Lalu ada juga yang alumni hukum di UGM, yang terakhir ambil pendidikan di Sekolah Tinggi Ilmu Pertanian tahap akhir.
Saat menyekolahkan anak memang ada suka dukanya juga, karena pada
saat itu kalau teman sekolahnya tahu bahwa anak saya anak petani
transmigran. Itu pasti jadi bahan ejekan.
Tapi saya tetap menguatkan anak-anak supaya tetap fokus belajar, jangan seperti bapaknya yang hanya seorang petani.
Alhamdulillah sekarang anak-anak saya jadi sesuai apa yang saya harapkan, saya punya anak-anak yang sukses dan punya tiga cucu.
Punya pengalaman menarik lainnya pak?
Pernah, pengalaman lucu itu. Jadi waktu itu kami pernah diundang
Presiden Megawati untuk berkunjung ke Istana Kepresidenan, waktunya
kapan saya lupa.
Dari pagi saya dan teman-teman tidak makan, berharap bisa makan banyak nanti di Istana yang makanannya enak-enak.
Tapi begitu sampai di meja makan berhadapan dengan Presiden, saya dan teman-teman malah grogi.
Jangankan makan banyak, makan camilan pun rasanya susah masuk ke tenggorokan.

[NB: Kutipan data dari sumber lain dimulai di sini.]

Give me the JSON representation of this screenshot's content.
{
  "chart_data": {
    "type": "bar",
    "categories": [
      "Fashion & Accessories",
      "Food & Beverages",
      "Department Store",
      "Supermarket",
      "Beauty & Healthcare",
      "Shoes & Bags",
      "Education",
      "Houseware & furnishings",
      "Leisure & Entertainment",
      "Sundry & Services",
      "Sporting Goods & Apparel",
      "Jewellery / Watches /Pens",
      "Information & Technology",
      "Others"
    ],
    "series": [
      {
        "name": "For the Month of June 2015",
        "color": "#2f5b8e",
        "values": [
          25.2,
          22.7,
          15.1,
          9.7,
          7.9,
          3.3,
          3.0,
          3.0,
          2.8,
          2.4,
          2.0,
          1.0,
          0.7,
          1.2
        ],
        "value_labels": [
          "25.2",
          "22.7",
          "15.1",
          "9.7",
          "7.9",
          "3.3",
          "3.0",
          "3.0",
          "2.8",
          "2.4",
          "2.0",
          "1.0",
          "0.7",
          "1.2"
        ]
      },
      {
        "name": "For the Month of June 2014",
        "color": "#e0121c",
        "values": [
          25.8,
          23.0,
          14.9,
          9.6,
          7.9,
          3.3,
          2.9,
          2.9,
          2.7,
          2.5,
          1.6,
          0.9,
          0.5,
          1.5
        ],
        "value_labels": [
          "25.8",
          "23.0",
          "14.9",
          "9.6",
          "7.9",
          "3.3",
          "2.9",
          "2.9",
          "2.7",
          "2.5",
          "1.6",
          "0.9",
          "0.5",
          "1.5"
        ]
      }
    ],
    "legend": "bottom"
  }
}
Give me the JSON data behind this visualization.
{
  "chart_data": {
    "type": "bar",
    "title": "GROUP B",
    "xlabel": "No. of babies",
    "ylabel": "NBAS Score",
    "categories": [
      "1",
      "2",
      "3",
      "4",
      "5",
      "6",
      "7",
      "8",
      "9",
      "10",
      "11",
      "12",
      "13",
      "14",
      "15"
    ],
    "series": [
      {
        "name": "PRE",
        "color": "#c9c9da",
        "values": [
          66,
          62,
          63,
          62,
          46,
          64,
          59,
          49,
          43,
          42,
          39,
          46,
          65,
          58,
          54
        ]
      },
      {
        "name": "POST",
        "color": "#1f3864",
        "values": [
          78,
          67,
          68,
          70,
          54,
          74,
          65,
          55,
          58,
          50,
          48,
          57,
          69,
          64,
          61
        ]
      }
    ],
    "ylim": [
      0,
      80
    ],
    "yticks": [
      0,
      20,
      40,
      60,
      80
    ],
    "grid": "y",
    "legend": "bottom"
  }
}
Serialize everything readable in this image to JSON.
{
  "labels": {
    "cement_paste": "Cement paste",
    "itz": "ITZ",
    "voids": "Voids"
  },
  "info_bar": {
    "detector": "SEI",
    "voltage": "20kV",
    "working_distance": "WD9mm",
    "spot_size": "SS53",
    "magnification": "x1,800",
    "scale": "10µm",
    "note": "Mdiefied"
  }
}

Kami bercerita pada Presiden, jadi pilihan kami untuk menjadi
transmigran dan mengelola lahan sawit di Riau bukan keputusan yang
salah.
Malah berkat itu kami bisa lebih sejahtera, bisa menghidupi keluarga
dan memberdayakan masyarakat-masyarakat sekitar untuk menggerakan
ekonomi daerah khususnya.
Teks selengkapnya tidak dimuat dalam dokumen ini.